Экономическая деятельность представителей различных этнических групп в области международной коммерции уже была объектом внимания исследователей, в частности Д. Платта в его работе по истории торговли со странами Латинской Америки. В этом труде автор придерживается той точки зрения, что факт преобладания в этой сфере германских по происхождению торговцев над британскими не может служить доказательством неуспеха британского предпринимательства, поскольку, в отличие от германских коллег по бизнесу, британские фирмы могли проще перенести свою деловую активность в пределы Британской империи, где перспективы роста были более благоприятными, а юридическая система более соответствовала традициям британского делового сообщества. В этом наблюдении можно обнаружить некоторые параллели с деятельностью британских фирм в России. Стратегия выживания в условиях, когда германские фирмы пользовались большими преимуществами на российском рынке, подталкивала британские фирмы к деятельности на защищенных от конкуренции и суливших более значительные прибыли рынках в пределах Британской империи. Самым впечатляющим примером тому стал уход англо-греческой фирмы «Братья Ралли» из России и переориентация ее на торговлю с Индией, где Ралли удалось добиться выдающегося успеха. Другим вариантом мог стать отказ от участия в таком рискованном бизнесе, как международная торговля, и реинвестиция капитала в относительно гарантированные ценности в Великобритании, где владельцы фирмы могли с этого времени вести обеспеченную жизнь рантье. Так, например, поступило семейство Лодеров, одна из наиболее известных британских фирм, ранее участвовавших в российско-английском внешнеторговом обороте.

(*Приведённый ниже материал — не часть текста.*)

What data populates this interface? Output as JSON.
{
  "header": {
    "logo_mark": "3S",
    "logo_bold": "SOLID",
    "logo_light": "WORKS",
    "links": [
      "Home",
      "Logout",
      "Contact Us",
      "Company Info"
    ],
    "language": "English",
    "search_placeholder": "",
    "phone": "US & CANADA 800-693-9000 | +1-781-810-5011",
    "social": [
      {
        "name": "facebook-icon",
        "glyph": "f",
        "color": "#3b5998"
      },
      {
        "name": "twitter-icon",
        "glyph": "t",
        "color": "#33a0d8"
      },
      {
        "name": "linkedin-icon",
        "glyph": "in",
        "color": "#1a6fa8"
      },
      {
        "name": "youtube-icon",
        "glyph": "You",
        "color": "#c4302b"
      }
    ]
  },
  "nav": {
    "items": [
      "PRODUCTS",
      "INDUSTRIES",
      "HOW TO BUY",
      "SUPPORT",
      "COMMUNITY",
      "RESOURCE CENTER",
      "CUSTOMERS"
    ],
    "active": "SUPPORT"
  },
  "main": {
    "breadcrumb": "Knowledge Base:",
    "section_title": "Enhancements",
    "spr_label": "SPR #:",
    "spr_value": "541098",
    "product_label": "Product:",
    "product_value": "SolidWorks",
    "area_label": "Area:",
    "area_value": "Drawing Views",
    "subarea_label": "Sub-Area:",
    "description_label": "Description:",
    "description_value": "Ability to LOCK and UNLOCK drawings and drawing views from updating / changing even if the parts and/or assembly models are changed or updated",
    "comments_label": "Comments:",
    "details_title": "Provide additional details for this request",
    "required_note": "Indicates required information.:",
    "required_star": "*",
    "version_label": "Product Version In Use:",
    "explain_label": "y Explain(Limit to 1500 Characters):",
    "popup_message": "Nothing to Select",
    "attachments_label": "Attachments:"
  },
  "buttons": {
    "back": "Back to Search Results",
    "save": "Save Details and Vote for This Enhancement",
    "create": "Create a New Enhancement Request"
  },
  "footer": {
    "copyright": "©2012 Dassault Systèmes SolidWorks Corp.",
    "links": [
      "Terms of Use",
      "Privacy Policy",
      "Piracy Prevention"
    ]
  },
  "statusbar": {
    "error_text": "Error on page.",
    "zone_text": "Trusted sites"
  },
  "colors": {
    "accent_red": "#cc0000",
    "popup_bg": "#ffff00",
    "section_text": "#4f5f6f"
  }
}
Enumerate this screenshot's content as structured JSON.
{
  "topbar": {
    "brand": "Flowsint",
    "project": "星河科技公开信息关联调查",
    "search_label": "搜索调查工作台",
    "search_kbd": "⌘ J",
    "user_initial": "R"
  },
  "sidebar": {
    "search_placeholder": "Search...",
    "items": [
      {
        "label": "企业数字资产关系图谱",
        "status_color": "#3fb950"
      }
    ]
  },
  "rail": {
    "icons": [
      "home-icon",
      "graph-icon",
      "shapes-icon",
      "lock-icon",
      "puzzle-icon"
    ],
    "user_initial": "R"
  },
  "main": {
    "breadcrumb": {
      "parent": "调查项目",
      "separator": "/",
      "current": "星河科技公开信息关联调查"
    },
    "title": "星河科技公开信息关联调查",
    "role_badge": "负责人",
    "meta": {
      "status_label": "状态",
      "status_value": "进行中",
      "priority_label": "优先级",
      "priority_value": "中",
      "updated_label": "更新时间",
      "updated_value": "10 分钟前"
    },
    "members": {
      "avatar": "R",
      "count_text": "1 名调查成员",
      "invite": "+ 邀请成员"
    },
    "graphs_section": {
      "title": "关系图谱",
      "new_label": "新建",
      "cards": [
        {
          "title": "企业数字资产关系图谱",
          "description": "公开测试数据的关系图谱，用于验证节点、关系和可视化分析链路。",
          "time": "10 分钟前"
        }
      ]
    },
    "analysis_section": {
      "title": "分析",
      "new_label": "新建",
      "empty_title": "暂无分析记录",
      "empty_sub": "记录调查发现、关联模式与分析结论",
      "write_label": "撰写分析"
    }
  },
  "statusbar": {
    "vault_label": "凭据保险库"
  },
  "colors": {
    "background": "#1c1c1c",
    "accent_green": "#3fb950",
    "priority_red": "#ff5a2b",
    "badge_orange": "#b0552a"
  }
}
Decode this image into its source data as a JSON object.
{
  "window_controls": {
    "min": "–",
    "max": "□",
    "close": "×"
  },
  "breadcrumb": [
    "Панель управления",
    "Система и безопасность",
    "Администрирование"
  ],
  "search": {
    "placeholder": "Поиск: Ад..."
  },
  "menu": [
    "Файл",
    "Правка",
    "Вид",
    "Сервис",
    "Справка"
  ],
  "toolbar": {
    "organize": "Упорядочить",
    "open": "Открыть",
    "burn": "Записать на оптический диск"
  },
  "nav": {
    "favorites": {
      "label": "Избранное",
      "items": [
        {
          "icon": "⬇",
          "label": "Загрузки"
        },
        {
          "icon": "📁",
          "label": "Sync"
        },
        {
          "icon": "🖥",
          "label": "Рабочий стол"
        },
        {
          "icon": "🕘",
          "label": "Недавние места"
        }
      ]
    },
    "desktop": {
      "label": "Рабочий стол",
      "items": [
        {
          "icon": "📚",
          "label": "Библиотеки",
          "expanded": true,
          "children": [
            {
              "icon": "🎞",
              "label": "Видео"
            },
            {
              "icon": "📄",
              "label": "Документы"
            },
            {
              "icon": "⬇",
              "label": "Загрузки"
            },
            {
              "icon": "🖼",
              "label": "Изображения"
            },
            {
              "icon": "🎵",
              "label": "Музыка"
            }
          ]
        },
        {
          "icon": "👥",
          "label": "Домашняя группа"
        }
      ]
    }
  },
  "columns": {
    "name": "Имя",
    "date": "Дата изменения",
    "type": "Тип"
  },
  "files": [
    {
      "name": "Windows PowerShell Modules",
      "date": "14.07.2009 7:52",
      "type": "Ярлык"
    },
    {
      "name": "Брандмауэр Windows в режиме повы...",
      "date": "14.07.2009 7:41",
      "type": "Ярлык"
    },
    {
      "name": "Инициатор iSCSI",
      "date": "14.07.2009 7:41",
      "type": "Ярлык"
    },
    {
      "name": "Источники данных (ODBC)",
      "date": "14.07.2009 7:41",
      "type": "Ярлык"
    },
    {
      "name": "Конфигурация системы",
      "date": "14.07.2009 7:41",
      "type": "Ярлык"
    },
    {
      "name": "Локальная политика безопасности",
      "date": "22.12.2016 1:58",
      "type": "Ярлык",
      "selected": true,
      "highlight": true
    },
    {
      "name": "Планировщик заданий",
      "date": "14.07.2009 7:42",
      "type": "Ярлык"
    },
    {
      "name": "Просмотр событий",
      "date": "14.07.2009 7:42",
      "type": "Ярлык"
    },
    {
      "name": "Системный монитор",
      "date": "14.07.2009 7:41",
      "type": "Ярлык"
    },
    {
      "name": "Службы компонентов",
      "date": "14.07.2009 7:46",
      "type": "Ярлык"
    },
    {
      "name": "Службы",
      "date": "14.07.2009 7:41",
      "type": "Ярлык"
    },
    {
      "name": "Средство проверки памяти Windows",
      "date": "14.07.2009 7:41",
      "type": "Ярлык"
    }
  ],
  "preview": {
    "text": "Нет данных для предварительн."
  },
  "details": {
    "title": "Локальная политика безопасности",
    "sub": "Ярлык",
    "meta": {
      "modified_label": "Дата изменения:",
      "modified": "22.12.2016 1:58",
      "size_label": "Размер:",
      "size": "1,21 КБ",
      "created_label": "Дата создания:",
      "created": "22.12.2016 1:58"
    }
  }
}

Те же фирмы с богатой историей деятельности в России, которые предпочитали остаться в этом бизнесе, перед лицом возросшей конкуренции и в связи с коммерческими и технологическими изменениями ведения дел были вынуждены прибегать к иным стратегиям выживания. Им удавалось выдержать ухудшение общей обстановки, перейдя на торговлю товарами прежде всего широкого потребления, вложив капиталы в производственную и сбытовую инфраструктуру, отдав предпочтение менеджменту с ликвидными ценностями, руководя предприятием от имени третьего участника или непосредственно внедрившись в производственный сектор экономики России35. Анализу вопроса о том, в какой мере такая коммерческая адаптация была свойственна для России и насколько эти динамичные предприниматели смогли эволюционировать в полноценные «инвестиционные группы»36, посвящены главы 5 и 7 нашего исследования.
Значимость для экономического развития России капиталов, притекавших в народное хозяйство из сферы внешней торговли, историками еще не оценена по достоинству37. Подсчеты иностранных капиталовложений в России долгое время основывались на данных о прямых инвестициях заграничных фирм и портфельных инвестициях частных лиц. Что касается «эмигрантских инвестиций», т. е. вложений капитала теми предпринимателями, которые эмигрировали на новую для них родину, то проблема эта, по сути, не исследована — и не только в отношении России. Несоответствие между подсчетами внешнеполитического ведомства Великобритании (Foreign Office) размеров британского имущества, секвестрованного в России после 1917 г., и подсчетами на ту же тему в блестящей работе П. В. Оля как нельзя лучше иллюстрирует это положение вещей38. При идентификации ряда торговых фирм, инвестировавших капиталы в России39, но не учтенных в книге П. В. Оля, нами будут приведены новые данные, способные расширить имеющиеся представления об этом весьма важном для России источнике капиталовложений.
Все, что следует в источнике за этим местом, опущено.